EvaluatorServer
- class openff.evaluator.server.EvaluatorServer(calculation_backend, storage_backend=None, port=8000, working_directory='working-data', enable_data_caching=True, delete_working_files=True)[source]
The object responsible for coordinating all properties estimations to be ran using the openff-evaluator framework.
This server is responsible for receiving estimation requests from the client, determining which calculation layer to use to launch the request, and distributing that estimation across the available compute resources.
Notes
Every client request is split into logical chunk batches. This enables batches of related properties (e.g. all properties for CO) to be estimated in one go (or one task graph in the case of workflow based layers) and returned when ready, rather than waiting for the full data set to complete.
Examples
Setting up a general server instance using a dask based calculation backend, and a local file storage backend:
>>> # Create the backend which will be responsible for distributing the calculations >>> from openff.evaluator.backends.dask import DaskLocalCluster >>> calculation_backend = DaskLocalCluster() >>> calculation_backend.start() >>> >>> # Create the server to which all estimation requests will be submitted >>> from openff.evaluator.server import EvaluatorServer >>> property_server = EvaluatorServer(calculation_backend) >>> >>> # Instruct the server to listen for incoming requests >>> # This command will run until killed. >>> property_server.start()

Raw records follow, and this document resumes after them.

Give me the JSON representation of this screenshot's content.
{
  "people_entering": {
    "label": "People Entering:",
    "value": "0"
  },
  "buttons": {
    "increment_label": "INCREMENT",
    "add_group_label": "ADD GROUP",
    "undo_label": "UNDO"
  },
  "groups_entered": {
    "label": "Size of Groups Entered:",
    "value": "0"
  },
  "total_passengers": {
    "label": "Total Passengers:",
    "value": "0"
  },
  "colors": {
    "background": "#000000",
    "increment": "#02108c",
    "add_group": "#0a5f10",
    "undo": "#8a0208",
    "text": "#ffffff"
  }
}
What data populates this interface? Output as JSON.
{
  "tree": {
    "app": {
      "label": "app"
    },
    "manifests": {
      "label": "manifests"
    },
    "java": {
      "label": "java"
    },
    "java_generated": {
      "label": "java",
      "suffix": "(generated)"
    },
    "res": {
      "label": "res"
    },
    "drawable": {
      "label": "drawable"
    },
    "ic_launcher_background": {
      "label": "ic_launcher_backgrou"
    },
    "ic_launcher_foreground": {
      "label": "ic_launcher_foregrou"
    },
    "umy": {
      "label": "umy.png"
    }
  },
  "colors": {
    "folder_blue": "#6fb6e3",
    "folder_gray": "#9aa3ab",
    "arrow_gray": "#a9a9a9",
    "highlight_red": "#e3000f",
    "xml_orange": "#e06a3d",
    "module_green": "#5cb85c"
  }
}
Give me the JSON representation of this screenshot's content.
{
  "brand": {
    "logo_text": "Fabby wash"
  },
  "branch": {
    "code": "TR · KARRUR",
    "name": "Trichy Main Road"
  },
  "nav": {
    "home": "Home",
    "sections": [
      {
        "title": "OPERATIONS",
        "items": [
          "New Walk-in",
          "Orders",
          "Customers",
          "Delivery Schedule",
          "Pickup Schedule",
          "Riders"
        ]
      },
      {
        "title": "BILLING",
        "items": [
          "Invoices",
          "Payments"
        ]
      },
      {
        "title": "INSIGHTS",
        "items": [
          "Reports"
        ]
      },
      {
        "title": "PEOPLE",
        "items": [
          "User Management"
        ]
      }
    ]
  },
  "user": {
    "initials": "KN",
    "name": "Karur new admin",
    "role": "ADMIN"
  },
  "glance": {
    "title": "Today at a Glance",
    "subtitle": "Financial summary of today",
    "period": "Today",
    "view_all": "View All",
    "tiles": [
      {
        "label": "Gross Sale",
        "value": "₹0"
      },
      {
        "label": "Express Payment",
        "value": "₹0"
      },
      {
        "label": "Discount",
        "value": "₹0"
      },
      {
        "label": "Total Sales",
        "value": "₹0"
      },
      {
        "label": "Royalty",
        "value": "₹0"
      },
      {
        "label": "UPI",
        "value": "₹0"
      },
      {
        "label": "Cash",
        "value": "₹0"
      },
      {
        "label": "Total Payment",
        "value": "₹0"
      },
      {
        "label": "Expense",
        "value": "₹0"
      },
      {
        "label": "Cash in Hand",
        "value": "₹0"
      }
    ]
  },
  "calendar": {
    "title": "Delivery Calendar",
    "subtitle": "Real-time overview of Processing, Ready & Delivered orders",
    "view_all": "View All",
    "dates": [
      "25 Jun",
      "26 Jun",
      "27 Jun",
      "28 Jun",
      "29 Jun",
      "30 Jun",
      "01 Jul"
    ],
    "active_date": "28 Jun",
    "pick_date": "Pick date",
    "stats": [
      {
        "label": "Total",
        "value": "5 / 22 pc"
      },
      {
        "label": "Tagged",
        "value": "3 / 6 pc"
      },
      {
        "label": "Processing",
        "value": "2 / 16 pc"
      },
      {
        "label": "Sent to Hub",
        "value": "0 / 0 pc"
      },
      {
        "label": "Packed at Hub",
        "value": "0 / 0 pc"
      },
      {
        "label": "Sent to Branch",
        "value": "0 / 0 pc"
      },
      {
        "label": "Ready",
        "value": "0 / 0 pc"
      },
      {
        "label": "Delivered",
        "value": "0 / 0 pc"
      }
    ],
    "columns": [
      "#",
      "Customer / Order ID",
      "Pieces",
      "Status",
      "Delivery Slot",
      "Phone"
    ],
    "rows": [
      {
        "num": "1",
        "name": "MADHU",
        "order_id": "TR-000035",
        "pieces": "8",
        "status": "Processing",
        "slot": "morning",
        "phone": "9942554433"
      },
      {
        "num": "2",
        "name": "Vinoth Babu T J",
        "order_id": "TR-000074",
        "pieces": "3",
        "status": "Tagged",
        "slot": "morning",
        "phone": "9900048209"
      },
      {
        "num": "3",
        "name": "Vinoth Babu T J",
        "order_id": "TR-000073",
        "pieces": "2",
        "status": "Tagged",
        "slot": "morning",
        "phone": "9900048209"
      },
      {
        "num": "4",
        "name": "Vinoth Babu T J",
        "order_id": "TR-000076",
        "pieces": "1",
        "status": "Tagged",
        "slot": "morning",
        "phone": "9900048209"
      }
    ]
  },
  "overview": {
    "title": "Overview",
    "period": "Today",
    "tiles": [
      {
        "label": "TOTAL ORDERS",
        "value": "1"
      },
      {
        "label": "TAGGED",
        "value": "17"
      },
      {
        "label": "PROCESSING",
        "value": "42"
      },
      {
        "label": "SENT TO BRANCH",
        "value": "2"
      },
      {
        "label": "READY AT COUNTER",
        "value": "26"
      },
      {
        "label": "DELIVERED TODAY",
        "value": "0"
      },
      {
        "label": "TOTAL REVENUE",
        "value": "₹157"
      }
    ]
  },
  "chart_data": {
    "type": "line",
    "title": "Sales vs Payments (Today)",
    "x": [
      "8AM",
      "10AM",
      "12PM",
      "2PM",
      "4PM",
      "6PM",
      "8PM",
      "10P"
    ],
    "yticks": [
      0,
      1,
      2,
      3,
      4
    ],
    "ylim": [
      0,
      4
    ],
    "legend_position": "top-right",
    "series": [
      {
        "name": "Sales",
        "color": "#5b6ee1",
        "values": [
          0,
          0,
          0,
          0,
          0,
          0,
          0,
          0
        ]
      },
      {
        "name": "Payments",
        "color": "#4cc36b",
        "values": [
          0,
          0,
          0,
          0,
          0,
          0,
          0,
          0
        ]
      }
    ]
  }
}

- __init__(calculation_backend, storage_backend=None, port=8000, working_directory='working-data', enable_data_caching=True, delete_working_files=True)[source]
Constructs a new EvaluatorServer object.
- Parameters
calculation_backend (CalculationBackend) – The backend to use for executing calculations.
storage_backend (StorageBackend, optional) – The backend to use for storing information from any calculations. If None, a default LocalFileStorage backend will be used.
port (int) – The port on which to listen for incoming client requests.
working_directory (str) – The local directory in which to store all local, temporary calculation data.
enable_data_caching (bool) – Whether the server should attempt to cache any data, mainly the output of simulations, produced by estimation requests for future re-processing (e.g for reweighting).
delete_working_files (bool) – Whether to delete the working files produced while estimated a batch of properties using a specific calculation layer.
Methods
__init__
(calculation_backend[, ...])Constructs a new EvaluatorServer object.
start
([asynchronous])Instructs the server to begin listening for incoming requests from any EvaluatorClients.
stop
()Stops the property calculation server and it's provided backend.
- start(asynchronous=False)[source]
Instructs the server to begin listening for incoming requests from any EvaluatorClients.
- Parameters
asynchronous (bool) – If True the server will run on a separate thread in the background, returning control back to the main thread. Otherwise, this function will block the main thread until this server is killed.
- stop()[source]
Stops the property calculation server and it’s provided backend.